I won’t lie to you, they did still mostly revolve around screen time or Spotify. I finished watching Normal People, searched for some new music I could listen to while concentrating, and even saw The Lego Movie 2 with Louis. Last night, I actually decided to get some use out of my Netflix (which I’m ashamed to say is neglected far too much), and watched one of the countless well-known films I’d never seen before. In this instance, it was the highly entertaining Ocean’s Eleven. Yes, none of these things abandoned technology completely, but I still felt calmer, like some kind of weight I couldn’t quite identify had been lifted. I was talking to Alex about this feeling just the other day, and how even though giving up social media entirely would disconnect me from too many people, I can definitely see why the idea is appealing to others. My little breather has exposed just how much of a difference focusing on yourself, even for a little bit, can make. I’ll certainly think about doing it again when I feel the need – and next time, I might aim for a week off instead of three days!

Mason

 

Bolt Upright

The persistent itch that drives me to write something can sometimes be a difficult one to scratch. Many of my new ideas pop into my head at the most inconvenient times, in the dead of night or when I’m already pre-occupied. Otherwise, I can find myself attempting to scrape the bottom of the barrel out of pure desperation, and that only tends to produce mediocre results. I’ve recently come to the realisation that my usual sitting position can’t help matters much either. I write most of these posts slumped on the sofa in the living room, and whilst that might be one of the more comfortable ways of achieving productivity, it’s much better to be sat upright at the kitchen table, as I am right now.

I am level with the laptop keyboard – neither straining upwards nor bending down to reach it. That in turn means that I am relaxed, alert and focused on what I want to say. I recently saw a Facebook post that said:

“If you’re reading this, release your shoulders from your ears, unclench your jaw and remove your tongue from the roof of your mouth. We physically tend to hold onto stress in the least noticeable ways. Relax.”

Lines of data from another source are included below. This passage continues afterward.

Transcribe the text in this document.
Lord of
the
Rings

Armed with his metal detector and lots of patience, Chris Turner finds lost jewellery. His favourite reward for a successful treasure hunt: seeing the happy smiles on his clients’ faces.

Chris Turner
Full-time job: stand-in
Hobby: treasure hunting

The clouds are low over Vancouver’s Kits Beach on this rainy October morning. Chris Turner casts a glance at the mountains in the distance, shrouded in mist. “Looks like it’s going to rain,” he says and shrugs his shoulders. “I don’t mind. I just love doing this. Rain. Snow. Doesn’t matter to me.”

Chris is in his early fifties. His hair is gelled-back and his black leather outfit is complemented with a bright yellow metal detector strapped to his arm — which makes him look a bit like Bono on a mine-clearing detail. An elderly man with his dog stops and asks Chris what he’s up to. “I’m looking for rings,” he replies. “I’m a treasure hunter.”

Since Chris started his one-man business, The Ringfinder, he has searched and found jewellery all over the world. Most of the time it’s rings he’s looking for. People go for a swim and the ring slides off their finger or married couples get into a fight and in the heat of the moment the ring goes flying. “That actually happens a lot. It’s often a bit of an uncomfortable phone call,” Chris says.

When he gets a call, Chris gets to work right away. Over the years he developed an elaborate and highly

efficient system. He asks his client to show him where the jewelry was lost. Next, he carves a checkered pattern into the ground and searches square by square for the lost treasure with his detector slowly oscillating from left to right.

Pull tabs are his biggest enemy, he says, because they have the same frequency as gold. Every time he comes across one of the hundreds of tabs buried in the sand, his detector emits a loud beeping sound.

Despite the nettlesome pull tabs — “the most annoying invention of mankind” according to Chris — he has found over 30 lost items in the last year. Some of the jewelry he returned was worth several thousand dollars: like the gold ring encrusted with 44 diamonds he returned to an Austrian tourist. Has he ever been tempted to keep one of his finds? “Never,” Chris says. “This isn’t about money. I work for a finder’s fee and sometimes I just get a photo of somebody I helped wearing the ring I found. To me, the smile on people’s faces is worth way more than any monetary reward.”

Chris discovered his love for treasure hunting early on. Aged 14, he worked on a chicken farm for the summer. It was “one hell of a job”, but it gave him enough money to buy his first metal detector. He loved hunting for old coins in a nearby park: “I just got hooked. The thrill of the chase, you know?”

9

I took a moment to do all of those things and, sure enough, I did notice a difference. I could breathe easier and felt just a little less weight on my shoulders. It might not be stress that I bottle up when I’m struggling to write on the sofa, but it must surely be the case that sitting at the table with renewed focus has relieved some degree of tension, allowing this post and the ideas within it to flow more freely onto the page. Who would have thought that the kitchen could provide such a useful writing desk?